Voyons, maintenant, comment s’effectuait le rachat des captifs. Dès que le navire, portant les agens de la rédemption, était signalé en rade, le dey d’Alger faisait tirer le canon en signe de réjouissance et, pendant vingt-quatre heures, on retirait aux esclaves du beylik l’anneau de fer qui entravait leur jambe. Une fois le navire amarré au quai, on lui enlevait le gouvernail et les voiles, de peur qu’il prît le large, avec des fugitifs qui n’eussent pas payé la rançon. Quand les libérateurs étaient des religieux, ils payaient une « lune, » c’est-à-dire un mensuel d’une piastre à tous les esclaves de leur nation, pendant tout le temps que duraient les pourparlers. Le dey faisait d’abord racheter cinq de ses esclaves qu’il choisissait parmi les plus inutiles, — c’étaient en général les invalides, — et qu’il vendait fort cher, Pour les esclaves du beylik, ils étaient souvent échangés contre des Turcs, qu’on ramenait des galères de Toulon. Quant aux esclaves des particuliers, il fallait marchander, et souvent très longtemps, car il n’y avait point de tarif.

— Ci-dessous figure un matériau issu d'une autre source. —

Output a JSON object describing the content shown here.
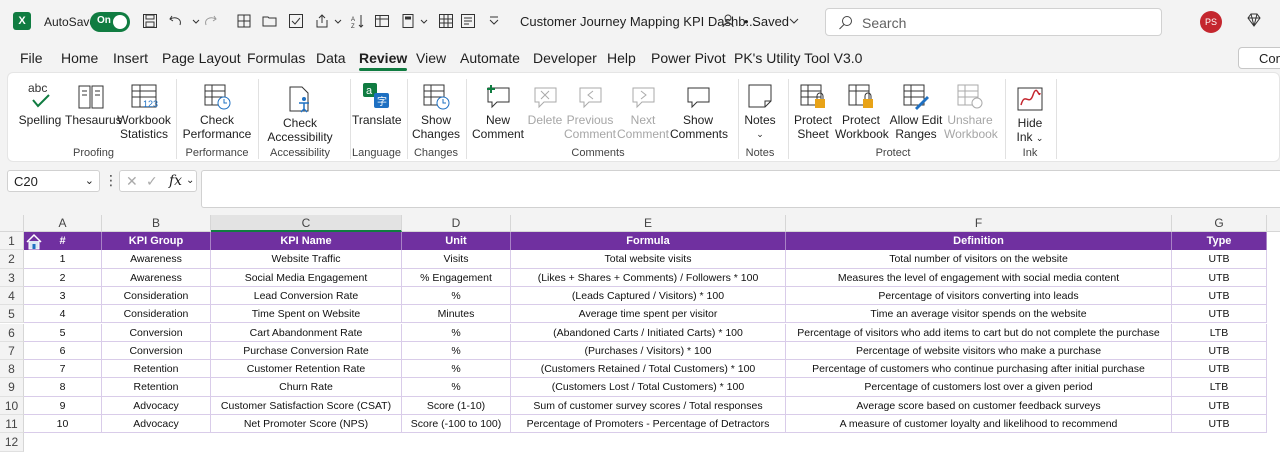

Le prix dépendait de trois causes : la loi du rapport entre l’offre et la demande, la qualité et les aptitudes des captifs et les circonstances de la capture. On commençait par échanger les Turcs contre autant de Français, la milice d’Alger tenant beaucoup à avoir les siens, lorsqu’on en avait, c’était une monnaie d’or, qui permettait de racheter des patrons de barque ou des capitaines français. Les captifs maures avaient moins de valeur, soit qu’ils fussent moins vigoureux, soit plutôt parce qu’ils n’étaient pas de pur sang arabe ; on comptait qu’un Turc valait, deux Maures. Ensuite, on distinguait entre les esclaves du beylik, c’est-à-dire de l’État, et ceux des particuliers. Exemple : « Les Français, pris depuis la guerre, est-il dit dans les instructions données au capitaine Marcel, ayant été rachetés par le Divan à 75 piastres[1], on ne peut se dispenser de nous les rendre au même prix. » Le ministre ajoutait : « Pour ce qui est des esclaves pris au Levant, comme personne n’en aura voulu acheter, de peur d’être obligé de les rendre à cause de la paix, ils seront au Divan pour un dixième ou aux amateurs. On tâchera de les racheter au meilleur marché possible. » En effet, Marcel réussit à les

  1. La piastre sévillane valait de 3 liv. 11 sols à 4 livres.